Research firm Euromonitor has pegged Indonesia’s agrichemical industry compound annual growth rate target at 12.1% from 2016 to 2021, reaching $1.3 billion, driven by continued growth in its agricultural industry and government support of the ag sector.


Home to commodities like palm oil (world’s largest producer), rice, natural rubber, coffee, and exotic tropical spices, such as cinnamon, cloves, and nutmeg, the country is far and away Southeast Asia’s largest economy and crop protection market. Indonesia is now making headway on the transparency of its notoriously difficult pesticide registration process.

Indonesia: Forward Thinking, Fast Growth


“In the past it was hard to get information regarding the list of registered pesticides in Indonesia. Even with registration regulations, it was difficult to get information,” says Dr. Piyatida (Tung) Pukclai, Asia-Pacific Regional Business Development Director with Knoell. (Author’s note: Pukclai is a speaker at the Trade Summit in Jakarta this December.)

Now, “the authority provides much more information to the public than before. Announcements and regulations go up on the government’s website, which helps industries get information on updates and approvals,” Pukclai says.

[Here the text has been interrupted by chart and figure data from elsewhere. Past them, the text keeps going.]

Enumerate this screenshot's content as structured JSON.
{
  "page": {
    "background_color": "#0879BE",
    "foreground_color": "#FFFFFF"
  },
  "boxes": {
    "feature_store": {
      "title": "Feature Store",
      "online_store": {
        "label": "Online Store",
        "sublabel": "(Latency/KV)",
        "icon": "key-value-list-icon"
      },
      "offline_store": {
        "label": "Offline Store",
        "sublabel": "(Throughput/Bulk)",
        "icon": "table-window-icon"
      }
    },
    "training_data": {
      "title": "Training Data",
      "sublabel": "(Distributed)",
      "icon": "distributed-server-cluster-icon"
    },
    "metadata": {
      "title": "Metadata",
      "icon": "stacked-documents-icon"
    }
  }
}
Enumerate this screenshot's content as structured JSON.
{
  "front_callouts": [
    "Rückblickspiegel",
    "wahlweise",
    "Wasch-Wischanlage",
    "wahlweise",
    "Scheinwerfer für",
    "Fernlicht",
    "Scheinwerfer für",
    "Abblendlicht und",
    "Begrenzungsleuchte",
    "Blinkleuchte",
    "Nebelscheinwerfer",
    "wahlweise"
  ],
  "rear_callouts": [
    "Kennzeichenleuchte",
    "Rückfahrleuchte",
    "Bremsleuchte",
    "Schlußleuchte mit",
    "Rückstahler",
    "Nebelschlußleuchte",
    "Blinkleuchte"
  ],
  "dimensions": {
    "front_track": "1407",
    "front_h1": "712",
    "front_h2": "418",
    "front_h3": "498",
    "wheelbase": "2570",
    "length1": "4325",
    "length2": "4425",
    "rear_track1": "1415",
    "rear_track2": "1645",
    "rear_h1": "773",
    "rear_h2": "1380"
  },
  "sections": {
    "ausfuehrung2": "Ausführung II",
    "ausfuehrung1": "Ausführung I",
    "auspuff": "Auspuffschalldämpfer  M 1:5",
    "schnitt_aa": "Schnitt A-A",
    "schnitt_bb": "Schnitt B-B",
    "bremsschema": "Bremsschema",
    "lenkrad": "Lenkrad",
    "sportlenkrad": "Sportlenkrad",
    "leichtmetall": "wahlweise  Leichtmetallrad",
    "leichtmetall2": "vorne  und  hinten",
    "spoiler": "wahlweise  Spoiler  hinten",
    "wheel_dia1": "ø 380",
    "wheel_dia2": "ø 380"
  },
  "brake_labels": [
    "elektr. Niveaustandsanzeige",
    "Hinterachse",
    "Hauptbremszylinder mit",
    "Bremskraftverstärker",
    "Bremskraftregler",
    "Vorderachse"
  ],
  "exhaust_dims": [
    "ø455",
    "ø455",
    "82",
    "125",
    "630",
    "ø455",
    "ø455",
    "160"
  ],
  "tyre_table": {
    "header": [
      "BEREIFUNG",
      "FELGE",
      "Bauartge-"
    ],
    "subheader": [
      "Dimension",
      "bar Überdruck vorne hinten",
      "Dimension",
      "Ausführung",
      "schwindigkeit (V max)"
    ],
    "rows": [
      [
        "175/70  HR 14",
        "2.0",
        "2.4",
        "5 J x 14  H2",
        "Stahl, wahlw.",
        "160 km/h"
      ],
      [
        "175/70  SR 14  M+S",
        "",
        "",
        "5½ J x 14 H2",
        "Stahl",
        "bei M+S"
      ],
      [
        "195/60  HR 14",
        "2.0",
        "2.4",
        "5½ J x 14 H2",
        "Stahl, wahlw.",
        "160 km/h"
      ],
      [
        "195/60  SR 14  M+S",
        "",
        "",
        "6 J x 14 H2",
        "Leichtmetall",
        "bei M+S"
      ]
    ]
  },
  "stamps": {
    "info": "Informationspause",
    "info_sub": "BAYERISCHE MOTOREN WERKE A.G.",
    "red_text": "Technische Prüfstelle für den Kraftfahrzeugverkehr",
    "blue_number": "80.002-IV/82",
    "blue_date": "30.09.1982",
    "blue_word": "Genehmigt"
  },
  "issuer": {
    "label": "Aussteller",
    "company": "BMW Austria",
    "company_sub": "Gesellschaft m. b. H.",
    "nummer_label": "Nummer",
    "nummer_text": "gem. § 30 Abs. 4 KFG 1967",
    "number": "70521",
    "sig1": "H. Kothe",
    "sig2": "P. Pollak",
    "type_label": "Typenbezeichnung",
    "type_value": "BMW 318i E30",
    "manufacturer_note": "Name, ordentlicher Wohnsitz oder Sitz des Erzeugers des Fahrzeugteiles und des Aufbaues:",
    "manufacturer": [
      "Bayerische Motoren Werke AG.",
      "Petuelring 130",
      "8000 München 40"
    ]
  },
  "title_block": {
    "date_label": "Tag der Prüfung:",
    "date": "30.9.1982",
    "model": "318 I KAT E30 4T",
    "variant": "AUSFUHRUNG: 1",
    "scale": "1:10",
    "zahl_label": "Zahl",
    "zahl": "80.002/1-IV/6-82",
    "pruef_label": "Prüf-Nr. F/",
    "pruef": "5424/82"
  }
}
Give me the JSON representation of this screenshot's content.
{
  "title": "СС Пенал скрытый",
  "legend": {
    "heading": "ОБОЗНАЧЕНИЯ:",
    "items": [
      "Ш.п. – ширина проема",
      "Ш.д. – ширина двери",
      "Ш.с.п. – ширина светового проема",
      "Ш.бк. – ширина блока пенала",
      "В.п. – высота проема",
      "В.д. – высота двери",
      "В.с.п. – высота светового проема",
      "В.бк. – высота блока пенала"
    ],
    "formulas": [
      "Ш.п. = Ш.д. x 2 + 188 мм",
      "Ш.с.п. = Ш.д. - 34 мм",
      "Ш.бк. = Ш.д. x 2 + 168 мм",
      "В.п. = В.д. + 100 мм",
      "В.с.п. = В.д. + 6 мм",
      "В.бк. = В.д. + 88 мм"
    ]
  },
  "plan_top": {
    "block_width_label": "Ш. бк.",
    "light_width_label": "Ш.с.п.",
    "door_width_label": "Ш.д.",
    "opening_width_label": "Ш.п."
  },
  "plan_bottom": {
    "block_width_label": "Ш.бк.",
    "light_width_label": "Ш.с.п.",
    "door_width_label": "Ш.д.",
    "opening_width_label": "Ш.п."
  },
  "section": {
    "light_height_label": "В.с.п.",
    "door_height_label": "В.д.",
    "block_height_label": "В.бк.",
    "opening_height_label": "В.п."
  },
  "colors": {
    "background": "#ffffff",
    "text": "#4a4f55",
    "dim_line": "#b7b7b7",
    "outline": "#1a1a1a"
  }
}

In order to improve the performance of public services, especially agricultural licensing services, the country’s Center for Plant Variety Protection and Agricultural Licensing, along with the Directorate General/Technical Agency within the Ministry of Agriculture, “are committed to providing optimal services. This is very helpful for companies to comply with regulations and to drive foreign companies to invest more toward the market expansion in Indonesia,” Pukclai says. “With that being said, language is one of the challenging points as all regulations and updates are only available in Bahasa Indonesia.”

Snapshot: Success Story
One fast-growing Indonesian company is PT Inti Everspring, established in 1990 and a subsidiary of Salim Group. Everspring is active in areas ranging from technical active ingredient synthesizing and formulation to repacking and distribution. It also has MKD and Indotani as its product registration holder and distribution arms.

Indonesia: Forward Thinking, Fast Growth


The Jakarta-based company has also put serious muscle behind R&D and technology, upgrading its factory with modern equipment and automation backed up by state-of-the art synthetic and analytical laboratory capabilities. Everspring is also collaborating with domestic and international research centers, including LIPI (Indonesian National Science Center) and University of New South Wales (Sydney, Australia), says Gavin Gunawan, International Commercial Manager.

In 2019 Everspring is gearing up to expand capacity from 2,000 metric tons (MT) to 3,000 MT of its key carbamate insecticide active ingredients, including oxamyl, methomyl, propoxur, and fenobucarb, which it exports to markets such as North and South Africa, U.S., Central America, and Europe. It also formulates herbicides, insecticides, and fungicides in cooperation with Chinese and Indian producers.

Gunawan says, “Indonesia’s market has seen rapid growth in the past five years thanks to President Widodo’s food self-sufficiency program. Our market is currently at U.S. $800 million, doubled since 2013,” he tells AgriBusiness Global™ magazine.

Domestically, a ban on imports has sent Indonesia’s corn market soaring. “Limits on orange imports have also increased the appetite of local orange and other fruit growers to be back in business with better margins,” Gunawan says. “The trend of food safety will ultimately impact us in the middle hemisphere, as Northern Europe continues to struggle with climate,” he adds on the regulatory environment.

According to the Oxford Business Review, Indonesia’s infrastructure development projects rolling out in the years ahead will mean lower costs for production and logistics. Thus, the competitiveness of the nation’s farmers is also set to improve.

“The progress made by smallholder farmers is arguably the largest piece of the puzzle in terms of boosting production. Limited access to credit and inputs among smallholders means they will remain vulnerable to global downswings in commodity prices. Strengthening their capacity to mitigate market shifts is a priority for the Ministry of Agriculture. Achieving these goals is essential for the government as the agriculture sector continues to transform and develop,” the Oxford Business Review states.